JupyterLab provides a pretty nice interface for working on these remote servers. I like to setup a lab session and then connect to it through SSM. On your remote instance create a screen to hold the jupyter session so it’s easy to find and manage later.

screen -S jupyter

Make sure you’re in a folder where you have read and write permissions by default your EC2 instance will put you in /usr/bin If you run the following command this will put you in your user folder which should have read and write permissions for Jupyter.

cd /home/ssm-user

Now inside your screen create the JupyterLab instance. This command will create a JupyterLab session running on port 8123. We’ll use this port later to connect through SSM.

jupyter-lab --no-browser --ip=0.0.0.0 --port=8123

Now exit out of this connection (ctrl + d should work) and on your local machine run:

aws ssm start-session --target instance_id --region out_region --document-name AWS-StartPortForwardingSession --parameters '{"portNumber":["8123"],"localPortNumber":["8123"]}'

Make sure the port in this command matches the previous one. This will open a tunnel to your instance through SSM and forward all traffic on port 8123. Now just go to localhost:8123 in your browser and Voila!
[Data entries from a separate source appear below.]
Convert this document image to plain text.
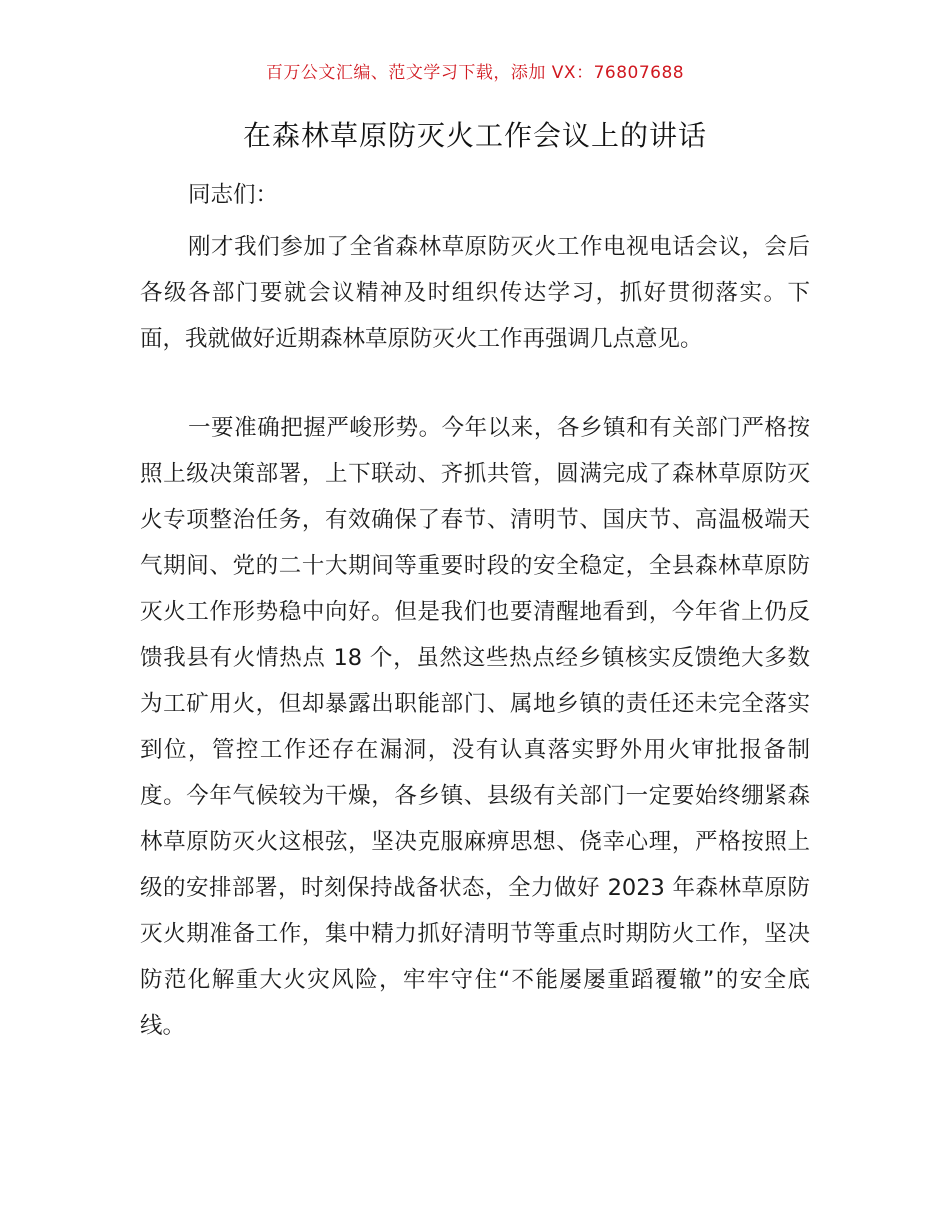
百万公文汇编、范文学习下载，添加 VX：76807688
在森林草原防灭火工作会议上的讲话
同志们：
刚才我们参加了全省森林草原防灭火工作电视电话会议，会后各级各部门要就会议精神及时组织传达学习，抓好贯彻落实。下面，我就做好近期森林草原防灭火工作再强调几点意见。
一要准确把握严峻形势。今年以来，各乡镇和有关部门严格按照上级决策部署，上下联动、齐抓共管，圆满完成了森林草原防灭火专项整治任务，有效确保了春节、清明节、国庆节、高温极端天气期间、党的二十大期间等重要时段的安全稳定，全县森林草原防灭火工作形势稳中向好。但是我们也要清醒地看到，今年省上仍反馈我县有火情热点 18 个，虽然这些热点经乡镇核实反馈绝大多数为工矿用火，但却暴露出职能部门、属地乡镇的责任还未完全落实到位，管控工作还存在漏洞，没有认真落实野外用火审批报备制度。今年气候较为干燥，各乡镇、县级有关部门一定要始终绷紧森林草原防灭火这根弦，坚决克服麻痹思想、侥幸心理，严格按照上级的安排部署，时刻保持战备状态，全力做好 2023 年森林草原防灭火期准备工作，集中精力抓好清明节等重点时期防火工作，坚决防范化解重大火灾风险，牢牢守住“不能屡屡重蹈覆辙”的安全底线。
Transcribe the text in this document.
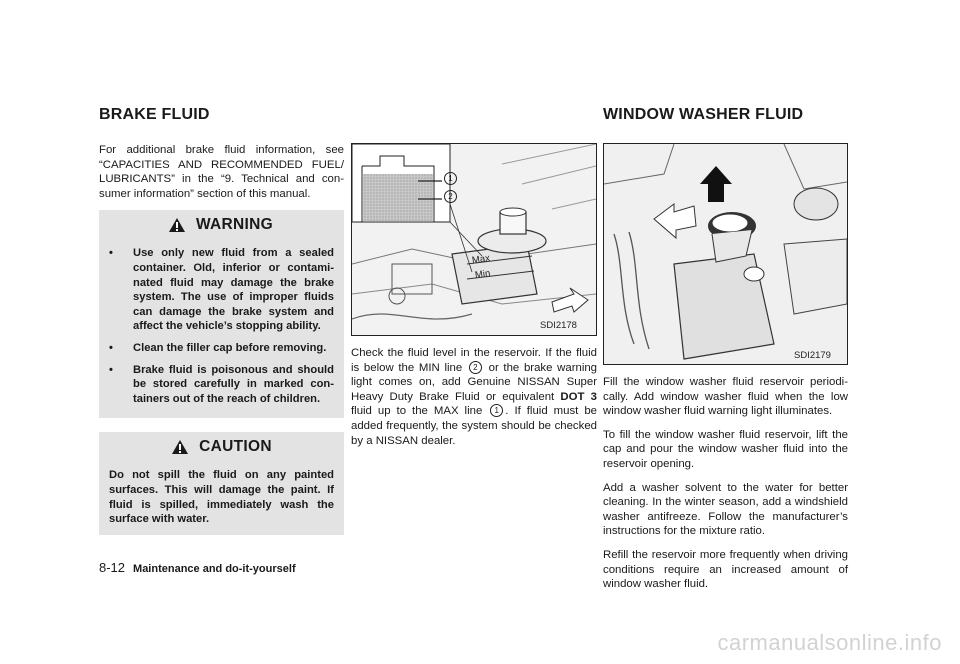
BRAKE FLUID	WINDOW WASHER FLUID

For additional brake fluid information, see “CAPACITIES AND RECOMMENDED FUEL/ LUBRICANTS” in the “9. Technical and con- sumer information” section of this manual.

WARNING
•	Use only new fluid from a sealed container. Old, inferior or contami- nated fluid may damage the brake system. The use of improper fluids can damage the brake system and affect the vehicle’s stopping ability.
•	Clean the filler cap before removing.
•	Brake fluid is poisonous and should be stored carefully in marked con- tainers out of the reach of children.
CAUTION
Do not spill the fluid on any painted surfaces. This will damage the paint. If fluid is spilled, immediately wash the surface with water.
1
2
Max
Min
SDI2178

Check the fluid level in the reservoir. If the fluid is below the MIN line 2 or the brake warning light comes on, add Genuine NISSAN Super Heavy Duty Brake Fluid or equivalent DOT 3 fluid up to the MAX line 1 . If fluid must be added frequently, the system should be checked by a NISSAN dealer.

SDI2179

Fill the window washer fluid reservoir periodi- cally. Add window washer fluid when the low window washer fluid warning light illuminates.

To fill the window washer fluid reservoir, lift the cap and pour the window washer fluid into the reservoir opening.

Add a washer solvent to the water for better cleaning. In the winter season, add a windshield washer antifreeze. Follow the manufacturer’s instructions for the mixture ratio.

Refill the reservoir more frequently when driving conditions require an increased amount of window washer fluid.

8-12 Maintenance and do-it-yourself
carmanualsonline.info
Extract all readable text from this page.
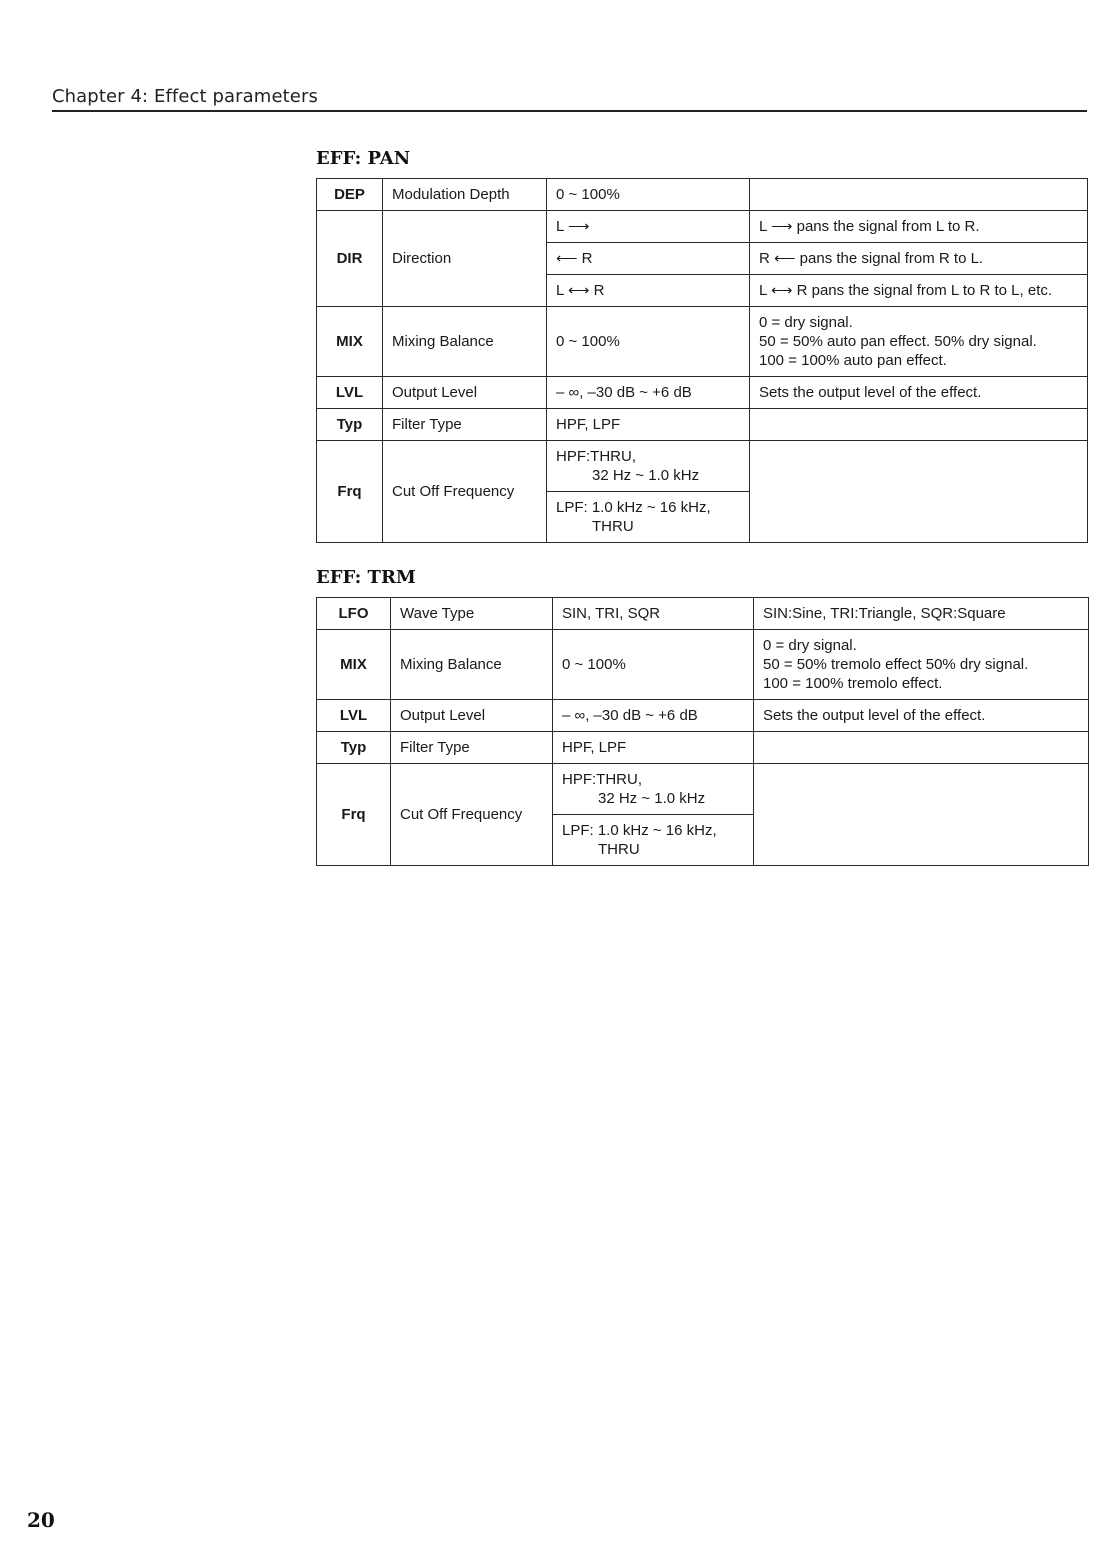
Chapter 4: Effect parameters
EFF: PAN
DEP	Modulation Depth	0 ~ 100%	
DIR	Direction	L ⟶	L ⟶ pans the signal from L to R.
		⟵ R	R ⟵ pans the signal from R to L.
		L ⟷ R	L ⟷ R pans the signal from L to R to L, etc.
MIX	Mixing Balance	0 ~ 100%	0 = dry signal.
50 = 50% auto pan effect. 50% dry signal.
100 = 100% auto pan effect.

LVL	Output Level	– ∞, –30 dB ~ +6 dB	Sets the output level of the effect.
Typ	Filter Type	HPF, LPF	
Frq	Cut Off Frequency	HPF:THRU,
32 Hz ~ 1.0 kHz	

		LPF: 1.0 kHz ~ 16 kHz,
THRU	
EFF: TRM
LFO	Wave Type	SIN, TRI, SQR	SIN:Sine, TRI:Triangle, SQR:Square
MIX	Mixing Balance	0 ~ 100%	0 = dry signal.
50 = 50% tremolo effect 50% dry signal.
100 = 100% tremolo effect.

LVL	Output Level	– ∞, –30 dB ~ +6 dB	Sets the output level of the effect.
Typ	Filter Type	HPF, LPF	
Frq	Cut Off Frequency	HPF:THRU,
32 Hz ~ 1.0 kHz	

		LPF: 1.0 kHz ~ 16 kHz,
THRU	
20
You have a connection to your remote instance and can do all of the fun jupyterlab things there.

Tearing things down

Once you’re done with everything and want to destroy your instance simply run cdk destroy. This command will clean up everything you deployed in that stack.

Next Steps and Caveats

Hopefully this makes it easy for you to start and manage EC2 instances for yourself. I’ve found it to be a very nice way of interacting with EC2 instances. There are a few things you should keep in mind. This script creates a VPC. Often times AWS limits the number of custom VPCs you can have in a region to 5 so if you want to create multiple instances it’s pretty inefficient to generate a VPC for every instance (and by inefficient I mean don’t do it…). The goal here is personal development not a large shared team. Let me know in the comments if you want me to write another post on creating that shared VPC.

As next steps try and get the AMI automatically from AWS instead of hardcoding it. Try and use CfnParameters instead of environment variables for the instance type. Try and create a shared VPC instance. All of these would be good projects to improve the above code. Happy building!